Mary Josephine Lavin (1912-1996) was a notable Irish short story writer and novelist. She is regarded as a pioneering female author in the traditionally male-dominated world of Irish letters. Her subject matter often dealt explicitly with feminist issues and concerns at a time when the primacy of the Roman Catholic Church and its abuses (e.g. the Magdalene Laundries) impinged extensively on Irish society.
Mary Lavin was born in Massachusetts, the only child of Tom and Nora Lavin, an immigrant Irish couple. Mary attended Loreto College in Dublin, before going on to study English and French at University College Dublin (UCD). She taught French at Loreto College for a while. As a postgraduate student, she published her first short story, Miss Holland, which appeared in the Dublin Magazine in 1938.

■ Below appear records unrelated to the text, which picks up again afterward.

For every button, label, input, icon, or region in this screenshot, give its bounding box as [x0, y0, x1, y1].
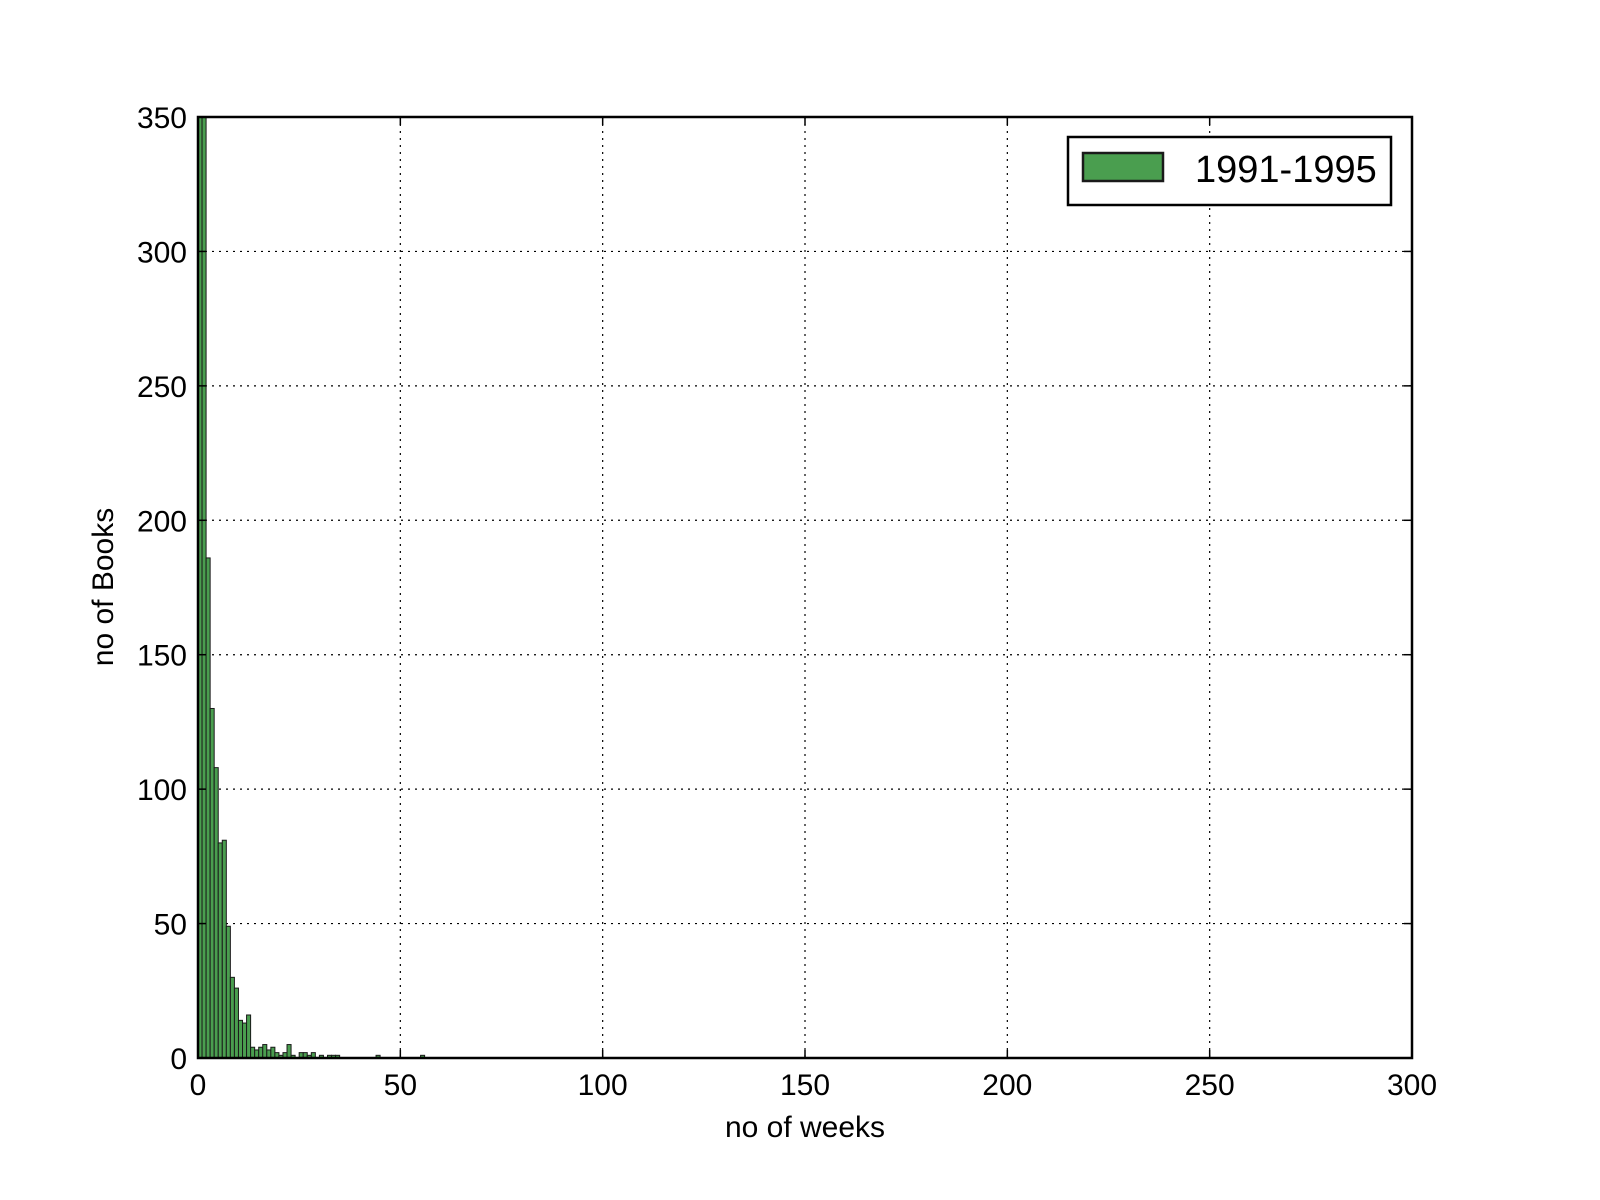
y-tick-label-100: 100 [137, 774, 187, 807]
histogram-bar-week-2 [205, 557, 211, 1059]
x-tick-label-150: 150 [780, 1069, 830, 1102]
histogram-bar-week-8 [229, 976, 235, 1059]
histogram-bar-week-18 [270, 1046, 276, 1059]
histogram-bar-week-1 [201, 116, 207, 1059]
x-tick-label-250: 250 [1185, 1069, 1235, 1102]
y-tick-label-250: 250 [137, 371, 187, 404]
histogram-bar-week-22 [286, 1044, 292, 1059]
histogram-bar-week-5 [217, 842, 223, 1059]
axis-ticks [197, 116, 1413, 1059]
histogram-bar-week-16 [262, 1044, 268, 1059]
legend-swatch-1991-1995 [1081, 151, 1165, 183]
legend-label-1991-1995: 1991-1995 [1195, 149, 1377, 191]
y-tick-labels: 0 50 100 150 200 250 300 350 [137, 102, 187, 1076]
grid-lines [198, 117, 1412, 1058]
y-tick-label-0: 0 [170, 1043, 187, 1076]
histogram-bar-week-15 [258, 1046, 264, 1059]
y-tick-label-350: 350 [137, 102, 187, 135]
histogram-bars [197, 116, 426, 1059]
histogram-bar-week-10 [237, 1019, 244, 1059]
x-tick-label-0: 0 [190, 1069, 207, 1102]
x-axis-label: no of weeks [725, 1111, 885, 1144]
histogram-bar-week-12 [246, 1014, 252, 1059]
histogram-bar-week-11 [242, 1022, 248, 1059]
histogram-bar-week-4 [213, 767, 219, 1059]
x-tick-label-100: 100 [578, 1069, 628, 1102]
histogram-bar-week-13 [250, 1046, 256, 1059]
x-tick-label-200: 200 [982, 1069, 1032, 1102]
histogram-bar-week-3 [209, 707, 215, 1059]
x-tick-label-300: 300 [1387, 1069, 1437, 1102]
legend: 1991-1995 [1066, 135, 1393, 207]
y-tick-label-300: 300 [137, 236, 187, 269]
histogram-bar-week-6 [221, 839, 227, 1059]
x-tick-labels: 0 50 100 150 200 250 300 [190, 1069, 1437, 1102]
y-tick-label-200: 200 [137, 505, 187, 538]
y-tick-label-150: 150 [137, 640, 187, 673]
histogram-bar-week-7 [225, 925, 231, 1059]
x-tick-label-50: 50 [384, 1069, 417, 1102]
y-tick-label-50: 50 [154, 909, 187, 942]
y-axis-label: no of Books [87, 508, 120, 666]
histogram-bar-week-9 [233, 987, 239, 1059]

In 1943, Mary Lavin published her first book. Tales from Bective Bridge, a volume of ten short stories about life in rural Ireland, was a critical success and went on to win the James Tait Black Memorial Prize for fiction. Her literary career flourished; she published several novels and collections of short stories during this period. Her first novel, The House in Clewe Street (1945) was serialised in the Atlantic Monthly before its publication. She continued writing and won several awards for her work, including the Katherine Mansfield Prize in 1961, Guggenheim Fellowships in 1959 and 1961, and an honorary doctorate from UCD in 1968. Some of her stories written during this period, dealing with the topic of widowhood, are acknowledged to be among her finest.